Looking for the Elusive Walla Walla Moose
A critic asked why I take “endless photos” along Mill Creek.
Perhaps she remembered photos from my now retired newspaper column. Perhaps, less likely, she saw recent photos at the www.tripper.smugmug.com web site.
Anyway, that’s easy.
It’s a pleasant walk, and Nora the Schnauzer needs the exercise.
I did not quibble.
My brain, however, fast-reversed through a loop of wildlife images that Darlene, Nora and I accumulated while touring within a 60-mile radius of Walla Walla/Mill Creek in recent weeks.
Well, actually, we drove 105 miles to Eastern Oregon's North Powder Valley looking for elk, coyotes, foxes and eagles.
We saw swans, antelope, eagles, an old barn and turkeys.
Twice we fetched coffee and snacks at Starbucks before heading west through the Touchet Valley to the McNary Natural Wildlife Refuge's McNary Dam nature area.
On the way, we saw a bald eagle posing obligingly, then launching and flying, along McDonald Road, plus chilled-and-hunkering killdeer and a launching heron.
A passing rancher said he watched one of his cows have a 30-minute stare down with the eagle that stood on the ground, two yards away.
“The eagle looked huge, even close to the cow,” he said
Later, at the MNWR below McNary Dam, night herons clutched brittle branches and coots raced across the water.
At the MNWR ponds near Burbank, more swans sailed silently like great graceful galleons among clattering rowboats.
Once, we returned to Walla Walla via Highway 124-Luckenbill/Sudberry Road (looking for deer and coyotes):
We passed curious mule deer and a fading log structure.
During those weeks, we made the usual Mill Creek forays and captured images of ubiquitous Great Blue Herons, sometimes in interesting shades of gray.
As well as the equally ubiquitous common merganser launching.
We met a critic on a chilly, blustery day as March winds blew across Mill Creek.
The tall, slender woman’s husky brown dog, held tight on a leash, stood obediently by her left leg.
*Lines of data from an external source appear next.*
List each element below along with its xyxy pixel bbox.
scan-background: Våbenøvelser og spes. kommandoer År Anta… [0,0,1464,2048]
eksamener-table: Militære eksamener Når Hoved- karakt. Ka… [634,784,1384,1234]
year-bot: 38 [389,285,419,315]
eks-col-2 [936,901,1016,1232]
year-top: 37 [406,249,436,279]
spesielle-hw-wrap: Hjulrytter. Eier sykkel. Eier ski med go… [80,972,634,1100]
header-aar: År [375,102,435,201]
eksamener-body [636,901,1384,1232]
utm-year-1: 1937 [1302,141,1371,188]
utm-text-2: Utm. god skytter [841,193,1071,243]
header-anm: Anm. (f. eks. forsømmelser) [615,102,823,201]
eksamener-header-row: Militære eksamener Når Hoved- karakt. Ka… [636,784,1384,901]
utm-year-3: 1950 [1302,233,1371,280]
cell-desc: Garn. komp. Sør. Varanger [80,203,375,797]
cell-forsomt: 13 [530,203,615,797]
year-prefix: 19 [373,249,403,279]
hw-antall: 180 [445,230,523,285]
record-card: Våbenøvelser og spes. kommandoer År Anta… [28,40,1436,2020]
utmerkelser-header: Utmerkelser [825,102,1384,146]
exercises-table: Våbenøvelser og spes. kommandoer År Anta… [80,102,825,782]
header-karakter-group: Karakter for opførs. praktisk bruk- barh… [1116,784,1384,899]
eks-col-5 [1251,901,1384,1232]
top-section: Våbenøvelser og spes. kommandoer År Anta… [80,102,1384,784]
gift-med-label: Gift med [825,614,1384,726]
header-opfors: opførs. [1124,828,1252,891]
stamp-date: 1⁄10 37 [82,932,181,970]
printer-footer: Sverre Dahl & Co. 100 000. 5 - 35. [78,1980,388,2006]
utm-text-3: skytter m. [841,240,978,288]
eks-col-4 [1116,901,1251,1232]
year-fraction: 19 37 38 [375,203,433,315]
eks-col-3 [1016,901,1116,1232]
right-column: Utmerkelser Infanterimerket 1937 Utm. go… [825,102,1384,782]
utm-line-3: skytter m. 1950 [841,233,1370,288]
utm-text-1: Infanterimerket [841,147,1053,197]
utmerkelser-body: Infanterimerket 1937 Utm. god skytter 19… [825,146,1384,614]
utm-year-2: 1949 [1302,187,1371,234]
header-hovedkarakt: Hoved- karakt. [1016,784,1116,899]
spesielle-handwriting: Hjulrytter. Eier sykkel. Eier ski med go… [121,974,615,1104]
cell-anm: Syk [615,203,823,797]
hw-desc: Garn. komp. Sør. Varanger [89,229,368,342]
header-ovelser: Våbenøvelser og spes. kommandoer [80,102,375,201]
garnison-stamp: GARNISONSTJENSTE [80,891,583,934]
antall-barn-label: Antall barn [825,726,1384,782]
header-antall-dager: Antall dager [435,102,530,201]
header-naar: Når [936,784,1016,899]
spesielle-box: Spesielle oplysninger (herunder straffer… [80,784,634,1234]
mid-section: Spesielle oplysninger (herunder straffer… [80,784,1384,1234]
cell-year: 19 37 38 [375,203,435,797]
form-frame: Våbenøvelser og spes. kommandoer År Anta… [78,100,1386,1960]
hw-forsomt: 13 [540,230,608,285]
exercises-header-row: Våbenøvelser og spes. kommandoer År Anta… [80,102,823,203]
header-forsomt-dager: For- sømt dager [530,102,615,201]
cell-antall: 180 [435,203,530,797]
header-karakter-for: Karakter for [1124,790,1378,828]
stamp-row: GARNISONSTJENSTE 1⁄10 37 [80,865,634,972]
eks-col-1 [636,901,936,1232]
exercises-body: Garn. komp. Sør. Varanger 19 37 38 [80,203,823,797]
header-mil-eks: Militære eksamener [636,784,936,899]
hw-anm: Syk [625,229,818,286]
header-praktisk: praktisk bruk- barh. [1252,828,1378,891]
I called Nora away. She wandered off, to sniff among the rip-rap along the stream bank.
The woman wore a stern look, solid ankle-high boots, dark blue pants and a down-filled pale-blue vest zipped tight over a maroon sweater.
A dark blue scarf that matched her pants fluffed beneath her chin. She wore a billed cap that allowed thin brown-streaked grey hair to cover her ears.
A row of thin vertical lines showed on her upper unsmiling lip.
So, we do Mill Creek because:
It’s close to home.
It’s a pleasant walk, and Nora the Schnauzer enjoys the exercise.
“And we look for the moose,” I said.
The woman tilted her head back and squinted, creating wrinkles across her forehead and at the corners of her eyes.
“Yes,” I said. “Moose often visit Walla Walla. We're quite optimistic.”